Tomás Henrique Antunes
2 Mar. 2026 2 mins

Portugal vive entre dois infinitos e hoje aquilo que outrora era paisagem tornou-se um aviso. As alterações climáticas deixaram de ser um debate abstrato para se manifestarem em cheias repentinas, nos incêndios devastadores, nas secas prolongadas e na erosão costeira que ameaça casas, memórias e modos de vida.

As questões climáticas obrigam-nos a perguntar que relação temos com a natureza, se somos seus senhores ou apenas hóspedes num planeta que desde a modernidade, influenciados por uma visão de progresso ilimitado, agimos como se a Terra fosse um recurso sem fim. A lógica da produção e do consumo colocou o crescimento económico acima da prudência ecológica. Mas a natureza não é um armazém, mas sim um sistema vivo e complexo, e quando alteramos o equilíbrio, o retorno é inevitável.

Estas intempéries recentes e tempestades mais intensas, tem sido fenómenos extremos mais frequentes, mostrando serem sintomas de um desajuste global. A subida do nível do mar, associada ao aquecimento global, agrava a erosão costeira em zonas do litoral, onde o mar avança em locais que a memória recorda bem que havia terra firme.

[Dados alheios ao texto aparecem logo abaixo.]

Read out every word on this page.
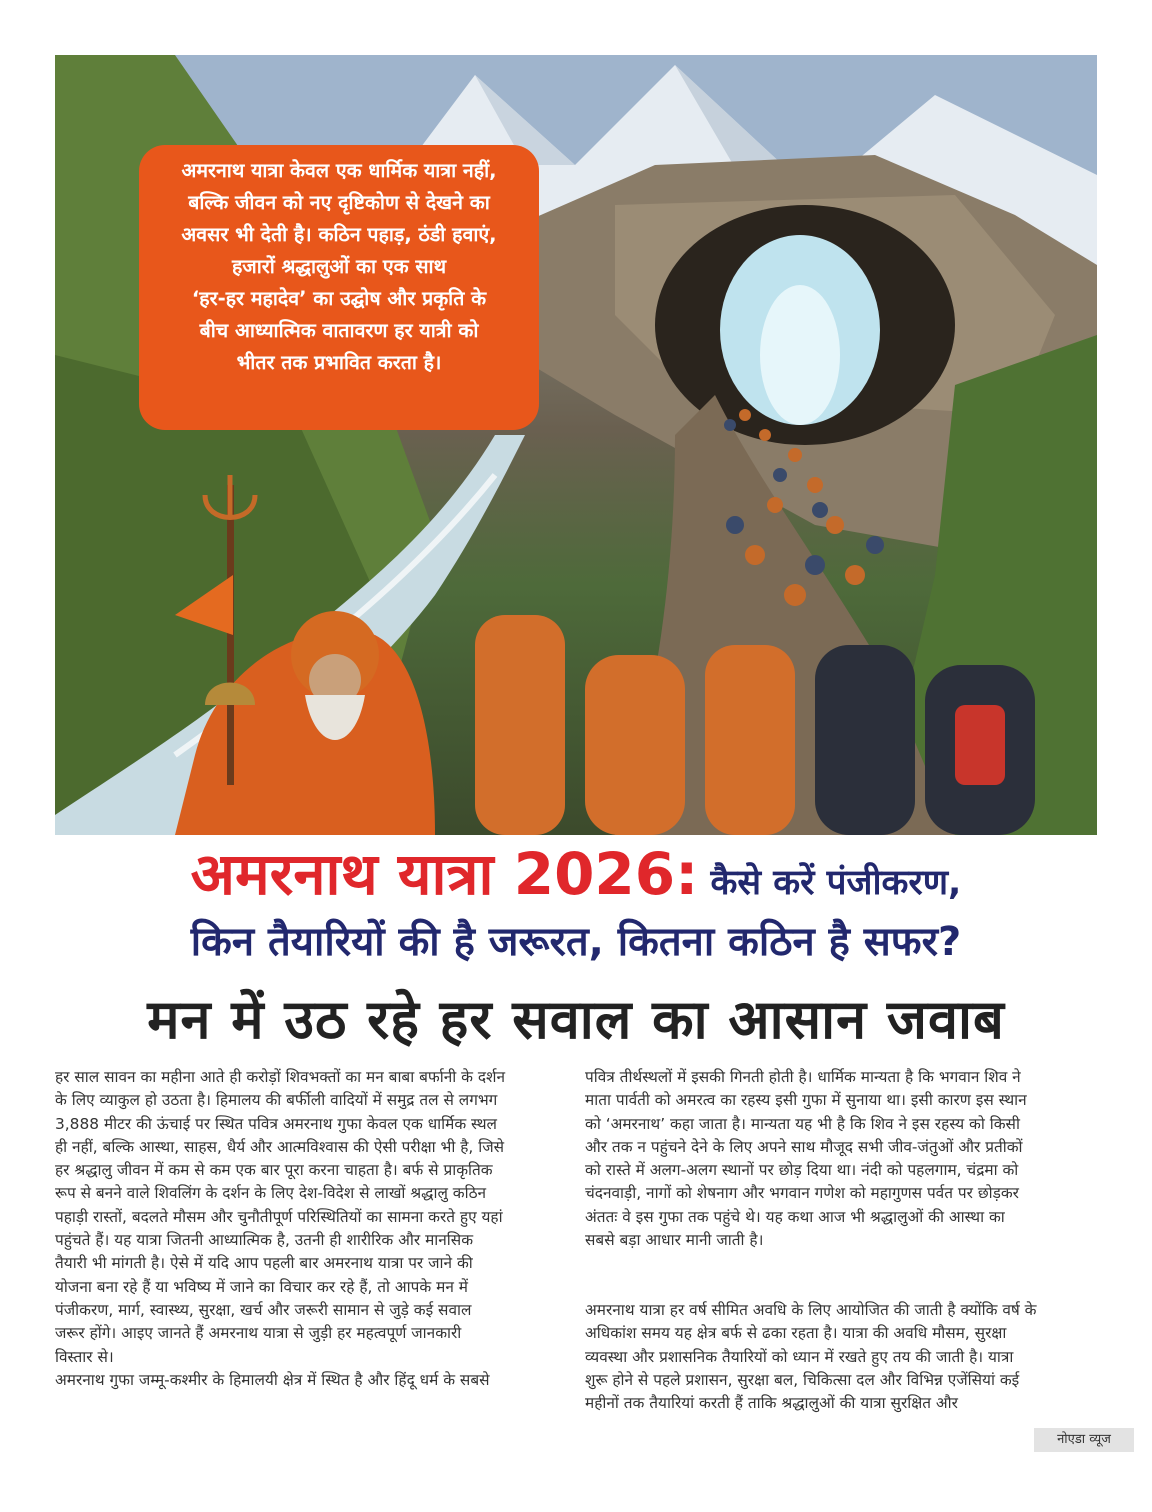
अमरनाथ यात्रा केवल एक धार्मिक यात्रा नहीं,
बल्कि जीवन को नए दृष्टिकोण से देखने का
अवसर भी देती है। कठिन पहाड़, ठंडी हवाएं,
हजारों श्रद्धालुओं का एक साथ
‘हर-हर महादेव’ का उद्घोष और प्रकृति के
बीच आध्यात्मिक वातावरण हर यात्री को
भीतर तक प्रभावित करता है।
अमरनाथ यात्रा 2026: कैसे करें पंजीकरण,
किन तैयारियों की है जरूरत, कितना कठिन है सफर?
मन में उठ रहे हर सवाल का आसान जवाब

हर साल सावन का महीना आते ही करोड़ों शिवभक्तों का मन बाबा बर्फानी के दर्शन

के लिए व्याकुल हो उठता है। हिमालय की बर्फीली वादियों में समुद्र तल से लगभग

3,888 मीटर की ऊंचाई पर स्थित पवित्र अमरनाथ गुफा केवल एक धार्मिक स्थल

ही नहीं, बल्कि आस्था, साहस, धैर्य और आत्मविश्वास की ऐसी परीक्षा भी है, जिसे

हर श्रद्धालु जीवन में कम से कम एक बार पूरा करना चाहता है। बर्फ से प्राकृतिक

रूप से बनने वाले शिवलिंग के दर्शन के लिए देश-विदेश से लाखों श्रद्धालु कठिन

पहाड़ी रास्तों, बदलते मौसम और चुनौतीपूर्ण परिस्थितियों का सामना करते हुए यहां

पहुंचते हैं। यह यात्रा जितनी आध्यात्मिक है, उतनी ही शारीरिक और मानसिक

तैयारी भी मांगती है। ऐसे में यदि आप पहली बार अमरनाथ यात्रा पर जाने की

योजना बना रहे हैं या भविष्य में जाने का विचार कर रहे हैं, तो आपके मन में

पंजीकरण, मार्ग, स्वास्थ्य, सुरक्षा, खर्च और जरूरी सामान से जुड़े कई सवाल

जरूर होंगे। आइए जानते हैं अमरनाथ यात्रा से जुड़ी हर महत्वपूर्ण जानकारी

विस्तार से।

अमरनाथ गुफा जम्मू-कश्मीर के हिमालयी क्षेत्र में स्थित है और हिंदू धर्म के सबसे

पवित्र तीर्थस्थलों में इसकी गिनती होती है। धार्मिक मान्यता है कि भगवान शिव ने

माता पार्वती को अमरत्व का रहस्य इसी गुफा में सुनाया था। इसी कारण इस स्थान

को ‘अमरनाथ’ कहा जाता है। मान्यता यह भी है कि शिव ने इस रहस्य को किसी

और तक न पहुंचने देने के लिए अपने साथ मौजूद सभी जीव-जंतुओं और प्रतीकों

को रास्ते में अलग-अलग स्थानों पर छोड़ दिया था। नंदी को पहलगाम, चंद्रमा को

चंदनवाड़ी, नागों को शेषनाग और भगवान गणेश को महागुणस पर्वत पर छोड़कर

अंततः वे इस गुफा तक पहुंचे थे। यह कथा आज भी श्रद्धालुओं की आस्था का

सबसे बड़ा आधार मानी जाती है।

अमरनाथ यात्रा हर वर्ष सीमित अवधि के लिए आयोजित की जाती है क्योंकि वर्ष के

अधिकांश समय यह क्षेत्र बर्फ से ढका रहता है। यात्रा की अवधि मौसम, सुरक्षा

व्यवस्था और प्रशासनिक तैयारियों को ध्यान में रखते हुए तय की जाती है। यात्रा

शुरू होने से पहले प्रशासन, सुरक्षा बल, चिकित्सा दल और विभिन्न एजेंसियां कई

महीनों तक तैयारियां करती हैं ताकि श्रद्धालुओं की यात्रा सुरक्षित और

नोएडा व्यूज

As alterações climáticas não afetam todos da mesma forma. As populações mais vulneráveis, muitas vezes idosas, com menos recursos e menos mobilidade são as primeiras a sofrer. A justiça climática torna-se assim uma questão de equidade sobre que direito temos de comprometer o futuro dos que ainda não nasceram e que responsabilidade temos para com as comunidades que hoje enfrentam perdas irreparáveis. Por isso, temos de agir de modo a que os efeitos da nossa ação sejam compatíveis com a permanência de uma vida humana na Terra. Esta ação ganha particular força num país com uma extensa faixa costeira e uma forte dependência do território, devendo haver um planeamento urbanístico responsável, a proteção das dunas, a reflorestação adequada e redução de emissões poluentes. Mas há também uma dimensão cultural, a mudança começa na consciência individual e consolida-se na decisão coletiva.

Encontrar um ponto de equilíbrio entre ambição e prudência, entre crescimento e preservação, entre o Céu e a Terra.